Conséquences : le taux de récidive à 5 ans des condamnés qui sortent d’une peine de prison est supérieur à 75 %, trois fois plus élevé que le taux de récidives de ceux qui ont été condamnés à une peine alternative.
Pourquoi punit-on ? Pour éviter la réitération des comportements délictueux, bien sûr. Le constat est donc cruel : dans l’état dans lesquelles elles se trouvent aujourd’hui, nos prisons encouragent la récidive au lieu de la décourager. Celui qui sort d’une de nos prisons risque bien plus de commettre un délit qu’avant qu’il y ait séjourné. Quel paradoxe !
Le plan justice de Monsieur Geens prévoit pourtant diverses mesures salutaires :
- Limitation de la détention préventive ;
- Interdiction de celle-ci pour les délits mineurs ;
- Recours à la surveillance par bracelet électronique ;
- Et en ce qui concerne l’exécution des peines, interdiction des courtes peines de prison ;
- Remplacement de celles-ci par des sanctions alternatives (surveillance par bracelet électronique, travaux d’intérêt général, médiation, sanctions financières, …).
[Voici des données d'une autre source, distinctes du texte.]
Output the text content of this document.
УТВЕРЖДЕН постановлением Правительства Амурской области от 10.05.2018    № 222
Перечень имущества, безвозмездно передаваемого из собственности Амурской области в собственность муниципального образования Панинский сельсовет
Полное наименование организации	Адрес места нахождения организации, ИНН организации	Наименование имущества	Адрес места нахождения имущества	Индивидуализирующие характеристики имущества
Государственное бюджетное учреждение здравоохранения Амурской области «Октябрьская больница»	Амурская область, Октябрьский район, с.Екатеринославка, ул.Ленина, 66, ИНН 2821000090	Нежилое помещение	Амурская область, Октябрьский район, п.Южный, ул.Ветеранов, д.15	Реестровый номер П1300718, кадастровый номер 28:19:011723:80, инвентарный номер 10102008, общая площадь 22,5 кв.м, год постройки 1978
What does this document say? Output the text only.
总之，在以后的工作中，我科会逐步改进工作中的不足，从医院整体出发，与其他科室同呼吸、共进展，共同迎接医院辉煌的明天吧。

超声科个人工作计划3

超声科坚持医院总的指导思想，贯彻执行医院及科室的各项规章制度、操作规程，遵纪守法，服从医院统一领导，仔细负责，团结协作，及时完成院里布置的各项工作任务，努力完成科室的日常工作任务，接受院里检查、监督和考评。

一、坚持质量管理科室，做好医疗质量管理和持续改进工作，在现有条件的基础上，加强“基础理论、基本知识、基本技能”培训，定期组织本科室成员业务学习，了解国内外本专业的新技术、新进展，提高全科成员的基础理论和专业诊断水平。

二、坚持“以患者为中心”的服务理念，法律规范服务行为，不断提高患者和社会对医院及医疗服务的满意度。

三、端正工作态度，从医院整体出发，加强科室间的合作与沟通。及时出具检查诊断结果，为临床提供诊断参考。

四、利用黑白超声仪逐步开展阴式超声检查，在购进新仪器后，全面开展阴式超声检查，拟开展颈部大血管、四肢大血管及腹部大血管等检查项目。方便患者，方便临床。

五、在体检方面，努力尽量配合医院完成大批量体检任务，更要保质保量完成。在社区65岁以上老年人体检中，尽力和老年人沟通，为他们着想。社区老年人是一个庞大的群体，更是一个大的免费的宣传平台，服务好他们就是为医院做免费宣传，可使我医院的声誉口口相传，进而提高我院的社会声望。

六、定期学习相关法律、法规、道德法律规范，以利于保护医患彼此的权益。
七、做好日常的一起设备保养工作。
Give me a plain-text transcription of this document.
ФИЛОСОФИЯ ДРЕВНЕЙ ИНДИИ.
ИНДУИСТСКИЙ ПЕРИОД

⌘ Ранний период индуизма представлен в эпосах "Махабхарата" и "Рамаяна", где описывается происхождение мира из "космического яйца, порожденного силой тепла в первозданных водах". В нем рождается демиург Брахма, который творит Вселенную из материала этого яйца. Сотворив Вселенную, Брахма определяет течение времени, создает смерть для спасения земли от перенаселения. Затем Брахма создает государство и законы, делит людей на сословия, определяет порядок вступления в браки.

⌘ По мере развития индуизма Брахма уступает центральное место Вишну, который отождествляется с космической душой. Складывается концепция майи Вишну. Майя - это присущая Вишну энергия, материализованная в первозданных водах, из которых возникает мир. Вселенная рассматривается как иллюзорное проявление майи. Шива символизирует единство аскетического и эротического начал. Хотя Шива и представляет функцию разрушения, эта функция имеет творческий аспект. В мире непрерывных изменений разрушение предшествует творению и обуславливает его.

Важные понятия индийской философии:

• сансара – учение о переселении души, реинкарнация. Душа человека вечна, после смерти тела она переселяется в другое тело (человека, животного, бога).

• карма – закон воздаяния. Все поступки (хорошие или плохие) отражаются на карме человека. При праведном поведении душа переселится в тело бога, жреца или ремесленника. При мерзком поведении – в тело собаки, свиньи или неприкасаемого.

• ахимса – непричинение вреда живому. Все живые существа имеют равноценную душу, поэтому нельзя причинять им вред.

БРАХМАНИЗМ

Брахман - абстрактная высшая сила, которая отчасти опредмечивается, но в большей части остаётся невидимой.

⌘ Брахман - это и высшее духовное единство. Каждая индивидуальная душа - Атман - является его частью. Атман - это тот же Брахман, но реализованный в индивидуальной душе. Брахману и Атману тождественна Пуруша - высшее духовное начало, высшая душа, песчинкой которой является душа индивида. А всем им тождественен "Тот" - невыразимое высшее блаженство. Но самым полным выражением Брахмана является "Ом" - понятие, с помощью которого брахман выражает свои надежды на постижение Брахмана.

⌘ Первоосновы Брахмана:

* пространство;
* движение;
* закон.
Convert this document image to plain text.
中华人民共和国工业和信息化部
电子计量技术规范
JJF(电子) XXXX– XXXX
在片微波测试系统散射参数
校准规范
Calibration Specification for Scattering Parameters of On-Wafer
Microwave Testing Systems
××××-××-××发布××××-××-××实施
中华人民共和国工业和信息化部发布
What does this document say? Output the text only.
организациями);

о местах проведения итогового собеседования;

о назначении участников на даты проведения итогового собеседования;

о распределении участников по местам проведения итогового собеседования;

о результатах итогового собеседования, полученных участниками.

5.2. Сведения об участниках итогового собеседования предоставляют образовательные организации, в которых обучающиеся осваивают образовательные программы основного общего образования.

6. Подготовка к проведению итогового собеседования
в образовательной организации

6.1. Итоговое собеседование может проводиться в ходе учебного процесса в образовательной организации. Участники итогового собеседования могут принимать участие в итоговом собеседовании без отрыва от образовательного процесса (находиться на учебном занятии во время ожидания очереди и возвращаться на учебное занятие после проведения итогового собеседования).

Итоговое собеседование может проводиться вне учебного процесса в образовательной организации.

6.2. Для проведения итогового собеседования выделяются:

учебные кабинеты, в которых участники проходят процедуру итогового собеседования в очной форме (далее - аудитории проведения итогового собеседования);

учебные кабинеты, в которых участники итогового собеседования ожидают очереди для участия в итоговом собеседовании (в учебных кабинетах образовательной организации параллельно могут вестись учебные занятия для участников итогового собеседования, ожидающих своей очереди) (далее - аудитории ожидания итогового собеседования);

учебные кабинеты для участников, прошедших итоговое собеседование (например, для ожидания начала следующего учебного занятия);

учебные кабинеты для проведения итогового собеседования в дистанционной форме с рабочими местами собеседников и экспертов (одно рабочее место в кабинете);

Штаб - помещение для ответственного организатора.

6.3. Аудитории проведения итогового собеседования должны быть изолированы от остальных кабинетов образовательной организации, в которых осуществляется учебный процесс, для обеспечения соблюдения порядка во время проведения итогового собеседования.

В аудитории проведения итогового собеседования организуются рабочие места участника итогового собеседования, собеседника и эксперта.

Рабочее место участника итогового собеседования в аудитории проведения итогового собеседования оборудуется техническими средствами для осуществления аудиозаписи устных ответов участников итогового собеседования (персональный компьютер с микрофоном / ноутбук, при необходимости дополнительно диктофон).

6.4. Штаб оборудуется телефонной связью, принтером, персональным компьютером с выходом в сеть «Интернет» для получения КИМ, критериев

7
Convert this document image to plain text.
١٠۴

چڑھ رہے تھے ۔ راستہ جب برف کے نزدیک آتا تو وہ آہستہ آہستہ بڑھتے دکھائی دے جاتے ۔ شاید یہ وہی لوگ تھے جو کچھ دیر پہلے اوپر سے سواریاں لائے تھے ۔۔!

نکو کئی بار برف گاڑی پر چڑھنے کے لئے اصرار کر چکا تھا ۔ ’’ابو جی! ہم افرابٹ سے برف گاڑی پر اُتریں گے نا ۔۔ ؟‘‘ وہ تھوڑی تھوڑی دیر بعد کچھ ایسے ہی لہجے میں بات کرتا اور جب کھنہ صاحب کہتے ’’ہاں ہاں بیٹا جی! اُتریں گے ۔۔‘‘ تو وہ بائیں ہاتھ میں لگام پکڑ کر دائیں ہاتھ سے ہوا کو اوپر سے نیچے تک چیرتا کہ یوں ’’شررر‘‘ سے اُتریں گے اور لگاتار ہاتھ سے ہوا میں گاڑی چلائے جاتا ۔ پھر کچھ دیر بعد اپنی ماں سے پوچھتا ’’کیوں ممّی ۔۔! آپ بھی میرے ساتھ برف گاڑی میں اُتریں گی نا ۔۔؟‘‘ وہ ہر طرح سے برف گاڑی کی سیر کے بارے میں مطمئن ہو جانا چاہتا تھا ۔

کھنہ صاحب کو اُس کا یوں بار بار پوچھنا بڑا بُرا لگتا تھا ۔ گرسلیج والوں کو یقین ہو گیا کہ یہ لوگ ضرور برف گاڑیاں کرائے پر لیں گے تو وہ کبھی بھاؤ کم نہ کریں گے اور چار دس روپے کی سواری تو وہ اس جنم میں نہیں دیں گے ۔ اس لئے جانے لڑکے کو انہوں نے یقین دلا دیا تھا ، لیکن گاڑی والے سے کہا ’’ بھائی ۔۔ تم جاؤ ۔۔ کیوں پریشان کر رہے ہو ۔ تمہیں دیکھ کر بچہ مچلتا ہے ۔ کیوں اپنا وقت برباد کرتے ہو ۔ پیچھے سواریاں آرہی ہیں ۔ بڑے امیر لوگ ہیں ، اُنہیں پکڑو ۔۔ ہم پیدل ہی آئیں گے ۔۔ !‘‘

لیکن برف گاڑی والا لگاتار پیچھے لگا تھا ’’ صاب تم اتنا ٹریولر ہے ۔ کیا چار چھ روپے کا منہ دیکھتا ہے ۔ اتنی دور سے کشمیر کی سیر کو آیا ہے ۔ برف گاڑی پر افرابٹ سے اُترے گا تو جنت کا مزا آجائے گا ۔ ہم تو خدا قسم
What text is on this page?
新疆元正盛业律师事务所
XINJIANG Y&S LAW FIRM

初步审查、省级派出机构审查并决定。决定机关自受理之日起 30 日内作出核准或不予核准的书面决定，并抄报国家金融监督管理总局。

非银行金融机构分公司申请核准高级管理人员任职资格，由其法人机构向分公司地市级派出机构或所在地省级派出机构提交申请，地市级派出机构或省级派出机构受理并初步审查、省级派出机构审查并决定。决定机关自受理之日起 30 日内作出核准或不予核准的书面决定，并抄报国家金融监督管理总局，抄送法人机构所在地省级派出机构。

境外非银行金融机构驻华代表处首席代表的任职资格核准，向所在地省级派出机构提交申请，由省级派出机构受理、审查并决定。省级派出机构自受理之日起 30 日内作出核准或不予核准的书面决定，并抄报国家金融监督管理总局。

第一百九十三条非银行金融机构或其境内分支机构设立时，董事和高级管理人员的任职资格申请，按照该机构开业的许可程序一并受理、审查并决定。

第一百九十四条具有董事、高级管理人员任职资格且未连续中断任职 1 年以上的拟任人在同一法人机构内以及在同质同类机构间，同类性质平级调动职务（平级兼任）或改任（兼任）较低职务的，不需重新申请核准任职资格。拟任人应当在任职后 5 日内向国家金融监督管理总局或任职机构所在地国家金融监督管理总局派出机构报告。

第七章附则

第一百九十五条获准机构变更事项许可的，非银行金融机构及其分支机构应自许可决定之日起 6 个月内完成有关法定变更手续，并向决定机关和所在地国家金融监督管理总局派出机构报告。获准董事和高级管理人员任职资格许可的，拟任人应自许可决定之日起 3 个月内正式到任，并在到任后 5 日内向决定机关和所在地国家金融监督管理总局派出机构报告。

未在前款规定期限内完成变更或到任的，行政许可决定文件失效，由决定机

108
Mais ces belles promesses tardent à se concrétiser et, au contraire, des voix s’élèvent, au sein de la majorité gouvernementale, pour en contester – contre toute raison – la pertinence.
Il faut donc agir. Les trois actions que nous avons introduites ne seront plaidées que dans un an, en mai et en juin 2016.
Nous n’avons qu’un espoir : que le gouvernement ait, d’ici-là, pris les mesures que nous réclamons et que nous puissions donc très heureusement, nous désister de nos actions avant qu’elles aient à être plaidées.